God, she says, we’re not like that, are we?

No, I say, we’re like UFC fighters.

We’re not like that now though , are we? she asks.

No, I wink, but once upon a time …..


*pic courtesy of Wikipedia
 

That Poem Beth Wrote




I remember the poem Beth wrote

about the 31 cents

she took

from Hillman Bailey 111’s open desk

in primary school

and how she made up for it

over half a lifetime later

by leaving change —31c — at the checkout

for the next person to have who might have had a child

who wanted candy

and I thought , yes!!!

that is what I will do with the $250

a children’s literary magzine owes me

for the reprint of four poems

from the early 2000’s.

i can’t be bothered filling out all the forms

so I told them to donate it to a charity

so it goes back into the universe

where my poems came from anyway

How Does That Work?

My mind is a scold.

It calls me sloth,

a lassitudinous layabout.

Is that even a word, I say?

Get off the couch, it says. It’s early afternoon

Attend to your blog.

Your Yorkshire mate puts up three posts

to your one.

Write that poem about airing the sheets.

How they purr like cats as they are stroked

by the sun.

Re-read that article :

‘Should Leopards Be Paid For Their Spots’.

Phone your daughters.

Go see your sister.

Give people their worth.

Go to gym.

Release your inner Thor.

Okay, okay, I grumble

but, in truth, I’m happier

and have loads more energy

when I’m buzzing around

like a gingery bee.

How does that work?

Hocus-Pocus

It is the birthing time of morning

when the hocus-pocus starts:

the cackling of the kookaburras

over the latest joke,

the sardonic salut of the crows

from the peppercorn tree,

the slap of ‘The Sunday Mail’

on the driveway,

and that text from next door:

‘Hey! You awake? Like to come and visit?

Be my Sunday Male’ 🙂

That Man Looks Like You

That man looks like you, she says, as we pull up near a block of shops.

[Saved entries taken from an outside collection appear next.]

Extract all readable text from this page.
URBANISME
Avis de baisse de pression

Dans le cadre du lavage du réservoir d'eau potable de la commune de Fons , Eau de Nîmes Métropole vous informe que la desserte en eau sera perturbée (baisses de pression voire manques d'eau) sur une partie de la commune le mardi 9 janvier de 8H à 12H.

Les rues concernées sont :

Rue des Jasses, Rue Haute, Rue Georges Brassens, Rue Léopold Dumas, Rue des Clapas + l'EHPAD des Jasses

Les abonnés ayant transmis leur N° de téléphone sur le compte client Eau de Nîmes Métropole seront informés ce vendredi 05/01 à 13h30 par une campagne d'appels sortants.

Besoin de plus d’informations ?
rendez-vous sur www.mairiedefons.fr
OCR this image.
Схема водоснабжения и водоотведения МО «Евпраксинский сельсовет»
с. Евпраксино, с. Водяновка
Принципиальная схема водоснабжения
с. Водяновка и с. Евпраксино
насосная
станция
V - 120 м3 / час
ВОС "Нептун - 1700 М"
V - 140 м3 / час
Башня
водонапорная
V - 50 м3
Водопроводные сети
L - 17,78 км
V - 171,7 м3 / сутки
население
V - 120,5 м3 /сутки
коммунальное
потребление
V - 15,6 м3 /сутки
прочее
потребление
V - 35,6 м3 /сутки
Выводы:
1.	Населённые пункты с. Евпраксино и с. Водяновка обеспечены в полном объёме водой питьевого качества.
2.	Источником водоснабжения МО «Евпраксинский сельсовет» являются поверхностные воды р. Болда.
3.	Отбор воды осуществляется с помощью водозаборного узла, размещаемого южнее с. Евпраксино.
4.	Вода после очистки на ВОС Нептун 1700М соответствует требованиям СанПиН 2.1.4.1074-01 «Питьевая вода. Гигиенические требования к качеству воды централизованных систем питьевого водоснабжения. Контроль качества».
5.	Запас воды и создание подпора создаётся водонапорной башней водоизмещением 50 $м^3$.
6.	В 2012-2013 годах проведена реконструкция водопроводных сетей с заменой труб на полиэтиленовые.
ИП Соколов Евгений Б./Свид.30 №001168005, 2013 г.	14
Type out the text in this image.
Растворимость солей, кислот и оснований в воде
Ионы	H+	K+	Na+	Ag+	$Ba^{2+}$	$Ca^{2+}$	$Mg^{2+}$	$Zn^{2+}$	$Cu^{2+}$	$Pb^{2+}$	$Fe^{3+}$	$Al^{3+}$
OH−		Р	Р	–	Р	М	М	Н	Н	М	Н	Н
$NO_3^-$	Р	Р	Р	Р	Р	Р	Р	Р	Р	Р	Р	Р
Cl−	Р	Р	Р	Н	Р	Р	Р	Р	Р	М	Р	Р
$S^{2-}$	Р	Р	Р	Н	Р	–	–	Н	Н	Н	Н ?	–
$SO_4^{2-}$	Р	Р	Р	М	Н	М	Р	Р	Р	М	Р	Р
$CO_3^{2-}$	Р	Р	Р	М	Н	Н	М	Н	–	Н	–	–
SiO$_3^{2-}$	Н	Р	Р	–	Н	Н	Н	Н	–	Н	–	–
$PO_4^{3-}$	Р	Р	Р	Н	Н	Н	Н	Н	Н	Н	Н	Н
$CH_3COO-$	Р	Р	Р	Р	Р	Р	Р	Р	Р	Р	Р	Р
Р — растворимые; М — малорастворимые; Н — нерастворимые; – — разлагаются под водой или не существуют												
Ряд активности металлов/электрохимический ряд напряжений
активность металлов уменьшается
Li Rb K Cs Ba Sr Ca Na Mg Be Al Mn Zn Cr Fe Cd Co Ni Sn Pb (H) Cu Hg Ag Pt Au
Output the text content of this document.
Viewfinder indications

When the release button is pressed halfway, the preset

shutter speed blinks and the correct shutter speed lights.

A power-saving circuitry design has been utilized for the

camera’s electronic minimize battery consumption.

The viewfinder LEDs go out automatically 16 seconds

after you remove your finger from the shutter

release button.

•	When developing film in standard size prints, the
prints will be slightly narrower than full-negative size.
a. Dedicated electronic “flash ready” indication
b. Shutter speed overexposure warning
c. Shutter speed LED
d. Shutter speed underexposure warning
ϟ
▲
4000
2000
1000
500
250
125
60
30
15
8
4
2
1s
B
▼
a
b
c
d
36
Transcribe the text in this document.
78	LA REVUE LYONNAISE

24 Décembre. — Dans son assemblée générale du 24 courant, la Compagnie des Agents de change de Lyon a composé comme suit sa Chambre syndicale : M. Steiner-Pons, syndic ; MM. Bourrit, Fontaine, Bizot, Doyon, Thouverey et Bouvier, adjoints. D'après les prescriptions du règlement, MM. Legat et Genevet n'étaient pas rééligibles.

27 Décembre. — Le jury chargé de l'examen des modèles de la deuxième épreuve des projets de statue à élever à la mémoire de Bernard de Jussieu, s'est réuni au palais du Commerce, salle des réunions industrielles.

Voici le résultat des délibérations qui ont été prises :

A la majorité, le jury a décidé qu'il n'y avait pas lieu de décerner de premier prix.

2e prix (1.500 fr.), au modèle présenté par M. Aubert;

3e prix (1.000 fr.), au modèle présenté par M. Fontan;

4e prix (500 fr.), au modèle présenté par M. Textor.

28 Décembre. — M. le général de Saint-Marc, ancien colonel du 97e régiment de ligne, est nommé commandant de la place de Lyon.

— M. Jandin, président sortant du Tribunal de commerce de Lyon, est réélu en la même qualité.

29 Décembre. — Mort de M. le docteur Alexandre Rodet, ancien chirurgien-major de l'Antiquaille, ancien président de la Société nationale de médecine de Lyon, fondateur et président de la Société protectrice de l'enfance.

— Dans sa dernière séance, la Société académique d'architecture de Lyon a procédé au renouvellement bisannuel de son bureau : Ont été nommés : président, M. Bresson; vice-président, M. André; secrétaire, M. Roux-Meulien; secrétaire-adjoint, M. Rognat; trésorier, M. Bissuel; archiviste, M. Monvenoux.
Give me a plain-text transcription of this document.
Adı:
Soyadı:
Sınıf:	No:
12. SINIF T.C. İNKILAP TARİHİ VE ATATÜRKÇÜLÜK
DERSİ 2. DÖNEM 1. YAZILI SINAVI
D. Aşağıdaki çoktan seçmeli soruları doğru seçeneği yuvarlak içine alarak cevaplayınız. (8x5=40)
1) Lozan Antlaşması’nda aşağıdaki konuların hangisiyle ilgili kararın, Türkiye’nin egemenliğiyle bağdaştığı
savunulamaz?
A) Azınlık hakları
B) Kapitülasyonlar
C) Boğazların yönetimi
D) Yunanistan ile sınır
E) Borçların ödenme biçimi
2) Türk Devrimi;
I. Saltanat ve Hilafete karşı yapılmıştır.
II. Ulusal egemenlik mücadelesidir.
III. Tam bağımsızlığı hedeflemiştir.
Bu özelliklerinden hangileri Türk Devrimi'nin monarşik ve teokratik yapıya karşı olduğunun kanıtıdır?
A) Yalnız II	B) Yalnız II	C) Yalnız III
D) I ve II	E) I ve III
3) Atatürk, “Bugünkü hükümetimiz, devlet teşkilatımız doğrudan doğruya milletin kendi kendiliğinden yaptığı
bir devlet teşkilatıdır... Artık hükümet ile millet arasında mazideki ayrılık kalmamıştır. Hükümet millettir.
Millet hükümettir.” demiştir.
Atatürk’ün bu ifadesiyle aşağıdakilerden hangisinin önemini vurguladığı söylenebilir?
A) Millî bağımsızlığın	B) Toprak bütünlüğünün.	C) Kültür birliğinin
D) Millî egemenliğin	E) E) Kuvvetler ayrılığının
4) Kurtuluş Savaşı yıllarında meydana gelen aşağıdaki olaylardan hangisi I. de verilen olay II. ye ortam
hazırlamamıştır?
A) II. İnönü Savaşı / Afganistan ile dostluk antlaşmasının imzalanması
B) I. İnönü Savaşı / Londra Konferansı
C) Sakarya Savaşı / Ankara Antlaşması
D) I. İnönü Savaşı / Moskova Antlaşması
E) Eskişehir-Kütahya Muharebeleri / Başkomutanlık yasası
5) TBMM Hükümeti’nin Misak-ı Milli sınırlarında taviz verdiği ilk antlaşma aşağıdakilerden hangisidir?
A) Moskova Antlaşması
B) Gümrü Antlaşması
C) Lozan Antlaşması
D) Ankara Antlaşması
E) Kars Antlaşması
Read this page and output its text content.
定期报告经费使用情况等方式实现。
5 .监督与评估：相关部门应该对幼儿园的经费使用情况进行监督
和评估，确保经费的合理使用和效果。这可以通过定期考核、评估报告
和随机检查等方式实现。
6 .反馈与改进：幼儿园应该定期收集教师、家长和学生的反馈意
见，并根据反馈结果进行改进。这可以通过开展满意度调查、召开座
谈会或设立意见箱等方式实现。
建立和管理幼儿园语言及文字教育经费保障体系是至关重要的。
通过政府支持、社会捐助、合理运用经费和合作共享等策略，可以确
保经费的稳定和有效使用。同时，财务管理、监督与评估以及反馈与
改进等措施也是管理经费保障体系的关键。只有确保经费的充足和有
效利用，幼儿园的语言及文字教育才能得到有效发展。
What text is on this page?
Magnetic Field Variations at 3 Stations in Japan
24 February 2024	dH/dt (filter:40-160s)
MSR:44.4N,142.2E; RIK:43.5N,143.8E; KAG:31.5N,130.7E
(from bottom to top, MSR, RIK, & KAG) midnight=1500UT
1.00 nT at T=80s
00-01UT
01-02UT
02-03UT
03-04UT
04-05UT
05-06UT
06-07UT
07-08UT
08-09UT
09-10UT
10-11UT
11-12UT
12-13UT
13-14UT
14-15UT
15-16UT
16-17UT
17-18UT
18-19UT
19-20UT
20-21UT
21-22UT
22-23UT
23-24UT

So he does, I say, having a good squiz.

Only he’s got more hair, she smiles, and less of a paunch.

Go easy, I say.

And look he’s going into the same shop you plan to go into.

Saves me going in, I chuckle. Hope he buys what I want to buy.

Only a minute passes and he comes out carrying a shopping bag.

Let’s see where he lives, she says. Could be fun.

So we follow his car down Pridham and Plymouth past the long Covid Testing queues.

Hello, I say, he’s pulled up outside your place. And he’s marching to the front door. Like he owns the place.

Saves you coming in, she says.

So I let her out and drive away in my little blue Subaru, scratching my cerebrals.